Als bisher vermutlich eindeutigste Auswirkung der Pandemie auf die internationalen Beziehungen lassen sich allerdings die Lieferketten, Zulassungen und Distribution von Impfstoffen als neue Domäne der Geopolitik ausmachen. Hier deutet sich auch die – bislang eher ideologisch, als technologisch begründete – informationelle Blockbildung an. Vor der Zulassung hatte die EU-Kommission nur Lieferverträge mit Unternehmen abgeschlossen, die in der EU, Großbritannien und den USA ansässig sind. Nur diese Unternehmen wurden in größerem Maßstab finanziell unterstützt, obwohl sich Impfstoffe bspw. aus China und Indien bereits auf derselben Stufe der Erprobung befanden und für diese tw. bereits deutlich mehr Daten vorlagen. Zugelassen wurden in der EU bis Ende Januar ausschließlich drei Impfstoffe von jenen Unternehmen, mit denen Vorabverträge abgeschlossen worden waren (darunter zwei auf der Grundlage der neuen mRNA-Technologie), während Impfstoffe aus anderen Ländern – oft von öffentlichen Forschungseinrichtungen entwickelt und auf konventioneller(er) Technologie basierend – zu diesem Zeitpunkt bereits großflächig zur Anwendung kamen. Für die Wirksamkeit und/oder Nebenwirkungen der Impfstoffe aus China, Indien und Russland existiert im europäischen Informationsraum aktuell noch so gut wie keine Aufmerksamkeit.
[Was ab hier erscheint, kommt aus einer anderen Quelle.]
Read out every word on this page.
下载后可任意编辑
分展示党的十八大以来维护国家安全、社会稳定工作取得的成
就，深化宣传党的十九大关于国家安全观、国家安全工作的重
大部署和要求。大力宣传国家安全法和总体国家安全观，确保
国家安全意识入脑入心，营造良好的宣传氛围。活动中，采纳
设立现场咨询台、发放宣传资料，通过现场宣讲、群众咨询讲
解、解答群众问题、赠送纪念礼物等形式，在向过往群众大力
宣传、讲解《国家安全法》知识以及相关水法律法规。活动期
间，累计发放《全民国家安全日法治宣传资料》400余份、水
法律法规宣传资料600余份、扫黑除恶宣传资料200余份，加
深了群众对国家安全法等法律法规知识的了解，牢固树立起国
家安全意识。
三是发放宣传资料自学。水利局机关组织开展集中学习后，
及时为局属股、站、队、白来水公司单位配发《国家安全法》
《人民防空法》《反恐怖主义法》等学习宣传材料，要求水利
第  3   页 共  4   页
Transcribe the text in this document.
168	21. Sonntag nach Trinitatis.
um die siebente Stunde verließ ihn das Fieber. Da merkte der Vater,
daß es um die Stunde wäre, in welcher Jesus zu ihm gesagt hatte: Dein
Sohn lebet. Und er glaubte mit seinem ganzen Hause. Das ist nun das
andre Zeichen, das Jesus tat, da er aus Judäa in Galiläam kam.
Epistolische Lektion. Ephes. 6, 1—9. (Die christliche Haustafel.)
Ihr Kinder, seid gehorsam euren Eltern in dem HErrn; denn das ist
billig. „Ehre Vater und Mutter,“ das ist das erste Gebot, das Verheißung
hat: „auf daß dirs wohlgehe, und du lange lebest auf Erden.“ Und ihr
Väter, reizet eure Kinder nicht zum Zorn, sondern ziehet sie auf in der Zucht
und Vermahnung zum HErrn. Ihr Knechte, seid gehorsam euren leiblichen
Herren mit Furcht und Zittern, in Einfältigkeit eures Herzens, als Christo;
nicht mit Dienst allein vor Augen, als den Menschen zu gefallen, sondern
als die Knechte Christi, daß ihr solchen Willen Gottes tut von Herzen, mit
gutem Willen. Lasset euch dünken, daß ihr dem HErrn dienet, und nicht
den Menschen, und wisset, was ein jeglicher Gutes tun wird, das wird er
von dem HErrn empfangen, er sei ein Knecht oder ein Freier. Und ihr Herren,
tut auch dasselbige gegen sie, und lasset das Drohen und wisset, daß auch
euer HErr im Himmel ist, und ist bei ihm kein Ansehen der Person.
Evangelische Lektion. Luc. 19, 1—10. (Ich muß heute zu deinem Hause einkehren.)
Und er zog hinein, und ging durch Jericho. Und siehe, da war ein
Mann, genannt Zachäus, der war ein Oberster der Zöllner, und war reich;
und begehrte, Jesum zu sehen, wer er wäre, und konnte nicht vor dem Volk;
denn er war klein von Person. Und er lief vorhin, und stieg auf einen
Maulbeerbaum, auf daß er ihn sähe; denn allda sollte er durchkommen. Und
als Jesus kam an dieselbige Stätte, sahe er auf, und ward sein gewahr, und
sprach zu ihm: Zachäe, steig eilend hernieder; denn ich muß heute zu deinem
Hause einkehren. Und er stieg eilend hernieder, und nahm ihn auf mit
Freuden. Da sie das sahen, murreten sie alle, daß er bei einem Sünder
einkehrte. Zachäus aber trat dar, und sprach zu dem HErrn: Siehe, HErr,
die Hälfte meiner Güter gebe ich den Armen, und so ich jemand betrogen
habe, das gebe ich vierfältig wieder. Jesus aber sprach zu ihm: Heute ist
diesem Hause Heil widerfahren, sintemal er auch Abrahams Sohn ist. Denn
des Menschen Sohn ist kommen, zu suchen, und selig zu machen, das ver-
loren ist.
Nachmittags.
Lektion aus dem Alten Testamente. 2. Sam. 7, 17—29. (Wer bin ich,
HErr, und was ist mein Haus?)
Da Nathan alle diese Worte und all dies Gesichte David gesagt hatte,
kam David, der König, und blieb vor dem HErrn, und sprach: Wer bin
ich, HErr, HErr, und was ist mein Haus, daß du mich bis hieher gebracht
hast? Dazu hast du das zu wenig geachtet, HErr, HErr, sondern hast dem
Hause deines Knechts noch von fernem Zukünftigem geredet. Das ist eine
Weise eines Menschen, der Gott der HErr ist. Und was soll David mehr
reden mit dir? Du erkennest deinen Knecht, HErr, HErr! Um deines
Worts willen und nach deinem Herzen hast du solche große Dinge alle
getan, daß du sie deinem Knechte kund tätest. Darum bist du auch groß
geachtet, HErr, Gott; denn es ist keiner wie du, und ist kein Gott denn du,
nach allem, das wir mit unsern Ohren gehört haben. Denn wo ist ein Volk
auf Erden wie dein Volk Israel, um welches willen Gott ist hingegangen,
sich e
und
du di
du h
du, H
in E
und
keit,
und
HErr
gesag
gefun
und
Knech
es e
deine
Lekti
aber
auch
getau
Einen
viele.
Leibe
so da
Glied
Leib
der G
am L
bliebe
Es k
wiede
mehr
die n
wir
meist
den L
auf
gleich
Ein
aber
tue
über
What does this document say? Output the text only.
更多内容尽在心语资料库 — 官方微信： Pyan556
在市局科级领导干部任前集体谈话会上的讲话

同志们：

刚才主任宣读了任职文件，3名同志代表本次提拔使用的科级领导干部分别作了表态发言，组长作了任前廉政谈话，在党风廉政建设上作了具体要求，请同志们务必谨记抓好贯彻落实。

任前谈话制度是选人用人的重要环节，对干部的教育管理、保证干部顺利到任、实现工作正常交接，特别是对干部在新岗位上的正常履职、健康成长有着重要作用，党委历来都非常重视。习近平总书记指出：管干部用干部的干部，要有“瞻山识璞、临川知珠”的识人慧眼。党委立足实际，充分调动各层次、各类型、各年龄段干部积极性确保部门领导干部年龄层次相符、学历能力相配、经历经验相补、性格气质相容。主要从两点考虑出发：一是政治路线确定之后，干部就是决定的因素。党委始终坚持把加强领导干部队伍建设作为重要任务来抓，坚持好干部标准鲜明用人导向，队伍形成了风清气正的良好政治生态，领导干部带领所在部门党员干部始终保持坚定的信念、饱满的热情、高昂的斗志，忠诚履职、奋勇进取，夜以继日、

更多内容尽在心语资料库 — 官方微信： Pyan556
Sie erschöpft sich gerne in dem Hinweis, dass es sich um Notzulassungen handelt, bevor die klinischen Studien abgeschlossen wurden. Dies gilt allerdings vergleichbar für die in der EU zugelassenen und produzierten Vakzine.

V.a. bei der Verteilung der Impfstoffe an Drittstaaten und den dabei ausgehandelten Bedingungen lassen sich bereits jetzt bestehende und neue Konstellationen erkennen und wird sich in Zukunft eine ausgeprägte Impf-Geopolitik herausbilden. Die zugrunde liegende Logik stellt auch die hier vorgestellte Studie des EUISS dar: „Nachdem verschiedene Staaten die Erprobung von Impfstoffen vorangetrieben haben, zeichnet sich bereits ab, dass der erste erfolgreiche [Impfstoff] den Einfluss desjenigen Staates vergrößern wird, der ihn finanziert hat. Dies könnte weitere Spannungen anheizen, aber auch als weiteres Mittel dienen, das eigene Standing in der Welt zu verbessern“ (DG EXPO, S. 36). Was die Verteilung von Impfstoffen an Drittstaaten angeht, haben zum Stand Januar 2020 zunächst Russland, China und Indien das Rennen gewonnen, während sich die EU-Kommission mit den finanziell umfassend geförderten privaten Herstellern um Liefermengen zankte.

Anmerkung


[1] Policy Department for External Relations (DG EXPO): The geopolitical implications of the COVID-19 pandemic – Study requested by the AFET committee, europarl.europa.eu, 2020. Als Herausgeber fungiert die Generaldirektion Auswärtige Angelegenheiten (DG EXPO) des europäischen Parlaments, die Autor*innen stammen jedoch vom EUISS.